Le Movement Négritude

Cultural Perspectives

By Tim Hazell

Senegal is one of West Africa’s cultural melting pots, celebrating music, hybrid cuisine, and self-determination. During its long occupation by France, many Senegalese identified themselves with French language and society. The Négritude movement, long established internationally as a Pan-African concept, arose in Senegal following the country’s independence in 1960. Négritude challenged the theories of race hierarchy and ethnic inferiority of philosophers such as Hegel and Gobineau.

The movement’s ideals of affirming pride in a shared black identity were reinforced by congresses and publications. Martinican poet and statesman Aimé Césaire (1913-2008), one of the founders of Le Movement Négritude in Francophone literature, believed that black presence in the world would articulate experiences and histories, measured by the compass of suffering. “Cahier d’un retour au pays natal” is his response to oppression:

“My Négritude is not a stone, its deafness hurled against the clamor of the day…

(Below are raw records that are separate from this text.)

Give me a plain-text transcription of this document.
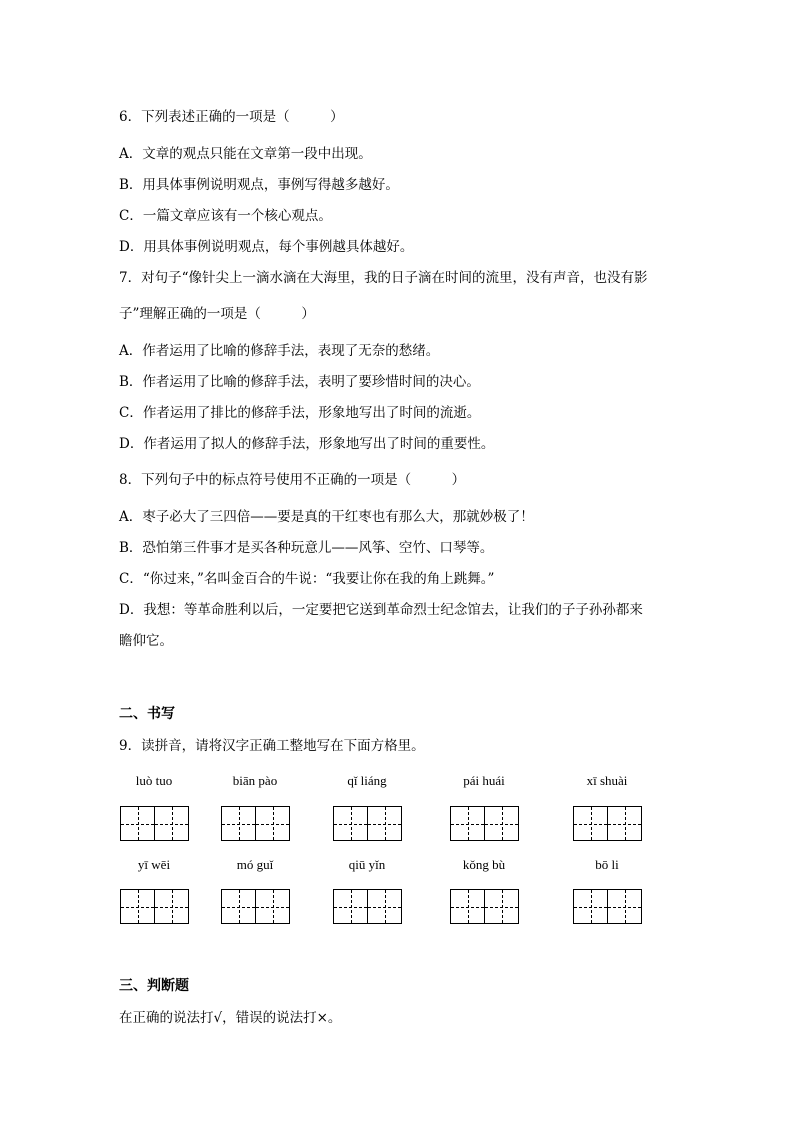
6．下列表述正确的一项是（　　　）
A．文章的观点只能在文章第一段中出现。
B．用具体事例说明观点，事例写得越多越好。
C．一篇文章应该有一个核心观点。
D．用具体事例说明观点，每个事例越具体越好。
7．对句子“像针尖上一滴水滴在大海里，我的日子滴在时间的流里，没有声音，也没有影
子”理解正确的一项是（　　　）
A．作者运用了比喻的修辞手法，表现了无奈的愁绪。
B．作者运用了比喻的修辞手法，表明了要珍惜时间的决心。
C．作者运用了排比的修辞手法，形象地写出了时间的流逝。
D．作者运用了拟人的修辞手法，形象地写出了时间的重要性。
8．下列句子中的标点符号使用不正确的一项是（　　　）
A．枣子必大了三四倍——要是真的干红枣也有那么大，那就妙极了！
B．恐怕第三件事才是买各种玩意儿——风筝、空竹、口琴等。
C．“你过来，”名叫金百合的牛说：“我要让你在我的角上跳舞。”
D．我想：等革命胜利以后，一定要把它送到革命烈士纪念馆去，让我们的子子孙孙都来
瞻仰它。
二、书写
9．读拼音，请将汉字正确工整地写在下面方格里。
luò tuo	biān pào	qǐ liáng	pái huái	xī shuài
yī wēi	mó guǐ	qiū yǐn	kǒng bù	bō li
三、判断题
在正确的说法打√，错误的说法打×。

It takes root in the red flesh of the soil!”

The Senegalese have become promoters of African unity, arts, and gastronomy. Mafé, their variant of peanut stew, common to West and Sub-Saharan Africa, is robust and with an attitude! Mafé goes beautifully with chilled East Indian banana raita (included) and plain rice.




8 skinned chicken drumsticks or thighs

1 tbsp. olive oil

1 tbsp. butter

1 large onion, chopped

4 cloves garlic, chopped

1 cup chopped tomatoes

1/2 cup tomato purée

Fresh coriander, chopped

1 carrot, chopped

2 medium potatoes, cubed

1 green chile, seeded and chopped

1 tbsp. hot sauce (any brand)

2 cups beef or chicken stock

1/2 cup crunchy or smooth peanut butter

Dash of red chili flakes

Ground black pepper

1 tsp. salt (or to taste)

2 tsp. sugar



Heat butter and oil in a large saucepan over medium heat. Brown chicken pieces; remove and add the onions. Cook for five minutes until translucent. Add garlic, chilies, chili flakes, black pepper, and coriander and cook until softened. Add chicken pieces, chopped tomatoes, purée, carrots, potatoes, salt, sugar, and stock. Bring to the boil. Remove a little broth; blend with peanut butter in a small bowl and return to the saucepan. Simmer, partially covered, for an hour or until meat is tender. Uncover to reduce. Garnish with coriander.

Variations: beef, lamb, okra, spinach, yams, vegetarian.


Banana Raita

Three undraped bananas, sliced

2 cups natural yogurt

1 clove garlic, minced

1-inch piece ginger root, minced

1 tsp. sugar

1/2 tsp salt

1/2 tsp. ground nutmeg

1/2 tsp. cardamom

1/2 tsp. ground cinnamon

1/4 tsp. cayenne pepper

1/4 tsp. ground cloves

1 tsp. cumin seed

2 tsp. vegetable oil

1 tbsp. chopped coriander

Measure yogurt into a mixing bowl. Add garlic, ginger, sugar, salt, nutmeg, cardamom, cinnamon, cayenne pepper and cloves. Stir and add sliced bananas. Heat oil in a small saucepan, add cumin seeds and allow to gently brown. Pour oil and cumin seeds over ingredients in bowl. Stir to blend. Top with ground spices and coriander. Refrigerate until served.